Employees of the 125-location chain undergo extensive in-house and county- and state-regulated training on food allergies as part of overall food safety training that emphasizes avoiding cross-contamination. Pieology sources gluten-, soy-, and dairy-free dough from gluten-free Venice Bakery in El Segundo, California. The dough arrives packaged and is kept separate during assembly and baking. When customers mention they have a gluten, soy, or dairy sensitivity, staff members offer to change gloves and then steer those consumers toward allergen-free toppings down the line (the brand also offers dairy-free cheese). Because there’s flour on the premises, the brand is careful to call itself “gluten-friendly” on all communication touchpoints.
Pasadena, California–based Blaze Pizza opted to develop its own gluten-free dough before opening in 2011.
“Gluten-free pizza was important to us as a brand before we opened, but it’s a big commitment,” says executive chef Brad Kent. “We wanted to give the gluten-free consumer the same experience as a person not choosing that option.”
A third-party manufacturer measures and mixes the rice flour-based dry ingredients and delivers it to the restaurants. Each morning before the day’s production begins, the gluten-free mix is kneaded with water, yeast, and olive oil in the clean mixers, and the dough is put into proofing trays that look different from standard trays to ferment overnight. “We want to give gluten-free diners the same experience of full fermentation,” Kent says. “While there isn’t gluten development in the dough, overnight fermentation does develop the flavor.”
The dough is portioned out on scales protected with plastic wrap, and stored in a dedicated cooler. When an order is placed, the dough is pressed on a dedicated mat; topped with separate, uncontaminated sauce; and baked on the same special mat before getting sliced with a specially marked pizza cutter.

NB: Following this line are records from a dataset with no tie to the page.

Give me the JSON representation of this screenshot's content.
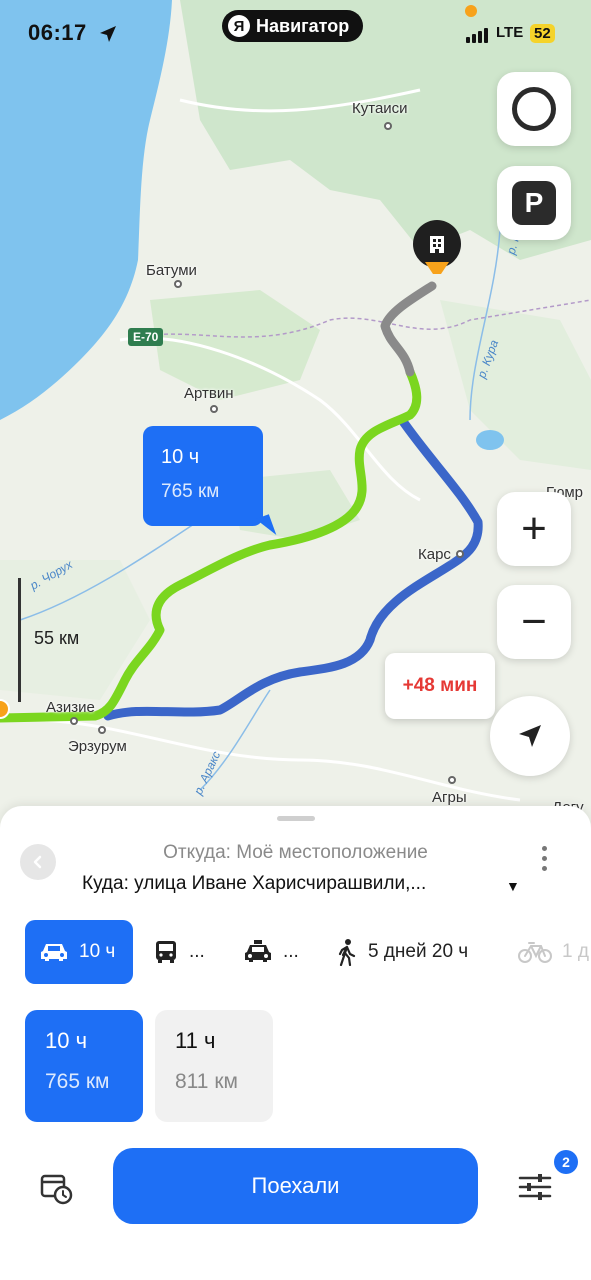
{
  "status_bar": {
    "time": "06:17",
    "app_pill": "Навигатор",
    "app_logo": "Я",
    "network": "LTE",
    "battery": "52"
  },
  "map": {
    "cities": {
      "kutaisi": "Кутаиси",
      "batumi": "Батуми",
      "artvin": "Артвин",
      "kars": "Карс",
      "azizie": "Азизие",
      "erzurum": "Эрзурум",
      "agri": "Агры",
      "gyumri": "Гюмр",
      "dogu": "Догу"
    },
    "rivers": {
      "chorukh": "р. Чорух",
      "kura1": "р. Кура",
      "kura2": "р. Кура",
      "araks": "р. Аракс"
    },
    "road_badge": "E-70",
    "scale_label": "55 км",
    "route_callout": {
      "time": "10 ч",
      "distance": "765 км"
    },
    "alt_callout": "+48 мин",
    "zoom_in": "+",
    "zoom_out": "−",
    "parking_label": "P",
    "route_colors": {
      "main": "#7bd61f",
      "alt": "#3b66c9",
      "start": "#8a8a8a"
    }
  },
  "sheet": {
    "from": "Откуда: Моё местоположение",
    "to": "Куда: улица Иване Харисчирашвили,...",
    "modes": {
      "car": "10 ч",
      "bus": "...",
      "taxi": "...",
      "walk": "5 дней 20 ч",
      "bike": "1 д"
    },
    "variants": [
      {
        "time": "10 ч",
        "distance": "765 км"
      },
      {
        "time": "11 ч",
        "distance": "811 км"
      }
    ],
    "go_button": "Поехали",
    "settings_badge": "2"
  }
}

“Gluten-free orders slow us down a little, but we’re not a slower restaurant because of it,” Kent says, adding that the brand is focused on its 180-second, “fast-fired” reputation. “And we’re able to bring in guests we normally wouldn’t have and their families.”
Something for everyone
Knowing how difficult it is to prevent cross-contamination with peanuts, Veggie Grill opted to exclude them altogether, using only tree nuts for butters, spreads, and salad accents. Because the brand already seeks out manufacturing partners with short, clean, and vegan ingredient decks, it has spent the past few years branching out to find options that can accommodate more customers.
“In the past, a lot of the meat alternatives have been very much soy based,” Heeley says. “We really started to branch out and find other types of products not made from soy, whether it’s non-dairy cheese made from cashews or almonds or testing meat alternatives that use pea protein. It helps us address those certain populations who can’t have those products for whatever reason.”
Kent notes that giving the necessary time and attention to food allergies “elevates fast casual to a level of service that’s closer to fine dining,” where accommodating special diets is essentially inherent.
For AllergyEats’ Antico, watching his dairy-allergic son have his first-ever (dairy-free) pizza created a level of customer satisfaction that’s hard to top. “That kind of guest satisfaction is a competitive advantage for the brands willing to make the commitment,” he says. “It was an awesome experience.”